10 Gedanken zu „Ein guter Tag hat 100 Punkte

  1. karin sagt:

    ohoh, das ist aber schwierig, aber ich bin auf einem guten weg, denke ich

  2. Die Idee ist echt gut und zwar deswegen, weil sie einem das Gefühl gibt, dass man auch als Einzelne/r etwas tun kann. Zu oft höre ich: „ach das bringt doch eh nix“ und ich glaube eben doch!
    Übrigens das mit den 30h Stunden glaub ich sofort, das würde nicht nur mehr Lebensqualität bringen und Arbeitsplätze schaffen, sondern endlich auch was für die Emanzipation tun (hier spricht die Mutterseite, die sich über die verflixte Familie ODER Karriere-Gesellschaft ärgert und lieber eine Familie UND Karriere-Gesellschaft hätte, aber das ist wohl ein anderes Thema) .

    Liebe Grüße,
    Birgit

  3. Hat dies auf Fundstücke aus dem Internet rebloggt und kommentierte:
    Das muss ich mir unbedingt demnächst näher ansehen! Interessanter Buchtipp!

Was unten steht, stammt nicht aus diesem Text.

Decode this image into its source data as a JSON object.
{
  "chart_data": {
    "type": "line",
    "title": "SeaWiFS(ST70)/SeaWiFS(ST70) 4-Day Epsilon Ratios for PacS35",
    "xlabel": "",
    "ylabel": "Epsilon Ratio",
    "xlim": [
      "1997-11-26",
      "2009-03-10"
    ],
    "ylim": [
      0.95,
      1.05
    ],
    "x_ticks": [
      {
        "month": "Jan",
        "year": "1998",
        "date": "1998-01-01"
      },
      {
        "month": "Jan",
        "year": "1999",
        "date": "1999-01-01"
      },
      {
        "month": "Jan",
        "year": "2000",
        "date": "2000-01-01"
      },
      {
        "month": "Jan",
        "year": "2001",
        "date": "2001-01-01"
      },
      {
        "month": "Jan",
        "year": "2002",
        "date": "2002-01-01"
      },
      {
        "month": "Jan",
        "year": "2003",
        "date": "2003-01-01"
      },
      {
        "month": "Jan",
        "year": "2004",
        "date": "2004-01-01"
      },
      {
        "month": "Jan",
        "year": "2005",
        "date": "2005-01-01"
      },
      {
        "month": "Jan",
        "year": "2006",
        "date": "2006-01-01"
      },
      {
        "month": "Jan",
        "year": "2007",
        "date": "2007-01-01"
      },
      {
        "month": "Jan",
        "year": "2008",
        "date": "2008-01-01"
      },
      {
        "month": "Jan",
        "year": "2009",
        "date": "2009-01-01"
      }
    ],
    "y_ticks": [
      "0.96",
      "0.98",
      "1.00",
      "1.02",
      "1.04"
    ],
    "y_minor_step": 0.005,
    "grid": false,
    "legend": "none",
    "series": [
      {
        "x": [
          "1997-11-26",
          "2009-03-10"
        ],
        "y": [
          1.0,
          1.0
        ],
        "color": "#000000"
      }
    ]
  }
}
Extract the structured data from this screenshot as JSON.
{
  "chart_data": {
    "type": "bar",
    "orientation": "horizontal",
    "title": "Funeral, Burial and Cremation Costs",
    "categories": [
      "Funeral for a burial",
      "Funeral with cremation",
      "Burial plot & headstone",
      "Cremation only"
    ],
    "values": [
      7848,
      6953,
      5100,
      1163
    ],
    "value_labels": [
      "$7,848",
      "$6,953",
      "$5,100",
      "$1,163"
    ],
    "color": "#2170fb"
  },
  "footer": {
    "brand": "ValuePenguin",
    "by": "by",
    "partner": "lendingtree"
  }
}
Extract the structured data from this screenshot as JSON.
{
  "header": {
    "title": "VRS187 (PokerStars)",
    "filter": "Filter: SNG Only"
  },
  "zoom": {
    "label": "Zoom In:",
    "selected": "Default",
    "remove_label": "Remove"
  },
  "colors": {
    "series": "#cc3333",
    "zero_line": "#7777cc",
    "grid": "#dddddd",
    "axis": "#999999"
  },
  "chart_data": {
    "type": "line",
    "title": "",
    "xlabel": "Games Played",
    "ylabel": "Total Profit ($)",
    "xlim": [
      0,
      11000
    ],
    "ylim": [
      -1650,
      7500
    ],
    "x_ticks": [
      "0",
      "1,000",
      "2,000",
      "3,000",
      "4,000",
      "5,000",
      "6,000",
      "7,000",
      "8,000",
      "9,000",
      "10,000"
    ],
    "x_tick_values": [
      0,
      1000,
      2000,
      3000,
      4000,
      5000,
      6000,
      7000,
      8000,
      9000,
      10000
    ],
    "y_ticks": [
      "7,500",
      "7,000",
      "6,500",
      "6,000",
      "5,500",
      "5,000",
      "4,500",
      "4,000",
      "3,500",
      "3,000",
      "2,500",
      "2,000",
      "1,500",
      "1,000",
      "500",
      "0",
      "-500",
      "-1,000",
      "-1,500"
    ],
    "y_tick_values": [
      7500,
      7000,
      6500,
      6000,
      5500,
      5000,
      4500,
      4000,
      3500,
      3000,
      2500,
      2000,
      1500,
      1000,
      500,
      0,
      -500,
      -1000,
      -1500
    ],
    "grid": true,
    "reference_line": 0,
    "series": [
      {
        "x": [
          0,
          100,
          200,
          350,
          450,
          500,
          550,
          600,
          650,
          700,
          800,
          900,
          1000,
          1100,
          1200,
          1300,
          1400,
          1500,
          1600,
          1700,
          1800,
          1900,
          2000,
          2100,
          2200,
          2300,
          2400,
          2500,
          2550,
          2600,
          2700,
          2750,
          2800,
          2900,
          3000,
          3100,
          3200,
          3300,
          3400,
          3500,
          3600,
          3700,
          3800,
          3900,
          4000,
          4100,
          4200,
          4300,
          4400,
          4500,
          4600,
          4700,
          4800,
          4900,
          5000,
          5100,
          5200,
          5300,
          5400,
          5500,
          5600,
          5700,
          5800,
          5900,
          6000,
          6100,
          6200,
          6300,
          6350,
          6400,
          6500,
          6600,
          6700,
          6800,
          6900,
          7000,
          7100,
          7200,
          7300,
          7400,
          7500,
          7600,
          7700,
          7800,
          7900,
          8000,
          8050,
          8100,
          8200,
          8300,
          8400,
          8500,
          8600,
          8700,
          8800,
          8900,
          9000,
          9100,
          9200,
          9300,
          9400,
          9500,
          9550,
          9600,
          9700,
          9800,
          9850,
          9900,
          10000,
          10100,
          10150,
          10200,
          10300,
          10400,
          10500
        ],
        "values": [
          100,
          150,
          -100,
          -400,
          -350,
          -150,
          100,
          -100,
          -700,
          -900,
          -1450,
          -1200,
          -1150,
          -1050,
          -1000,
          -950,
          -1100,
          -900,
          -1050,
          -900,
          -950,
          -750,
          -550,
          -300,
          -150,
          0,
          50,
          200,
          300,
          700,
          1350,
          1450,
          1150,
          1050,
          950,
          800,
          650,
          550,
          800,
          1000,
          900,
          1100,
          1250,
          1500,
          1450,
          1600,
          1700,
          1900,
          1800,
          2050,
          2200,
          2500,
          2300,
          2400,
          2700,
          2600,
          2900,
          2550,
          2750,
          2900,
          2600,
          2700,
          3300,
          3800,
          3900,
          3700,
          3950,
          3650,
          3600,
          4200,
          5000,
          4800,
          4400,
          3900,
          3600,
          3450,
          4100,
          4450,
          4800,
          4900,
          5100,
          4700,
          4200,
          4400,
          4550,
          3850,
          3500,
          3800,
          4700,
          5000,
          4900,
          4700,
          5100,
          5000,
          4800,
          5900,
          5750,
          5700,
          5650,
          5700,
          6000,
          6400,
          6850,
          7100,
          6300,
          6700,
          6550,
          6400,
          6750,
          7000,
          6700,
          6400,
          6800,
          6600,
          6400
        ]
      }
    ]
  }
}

  4. […] Ich kauf nix. Diese Bloggerin erzählt über ihre Reise durch ein Jahr ohne Klamottenkauf und die Zeit […]

  5. Lisa sagt:

    Eine Thalia-Mitarbeiterin und Fan von Ichkaufnix meldet sich inkognito zu Wort: Es ist wirklich schwierig, dein (großartiges!) Buch in die blöde Warengruppensystematik zu zwängen und einen passenden Platz dafür zu finden, sodass die Kunden das auch tatsächlich finden. (Wenn die begeisterte Buchhändlerin sie nicht darauf hinweist, haha.)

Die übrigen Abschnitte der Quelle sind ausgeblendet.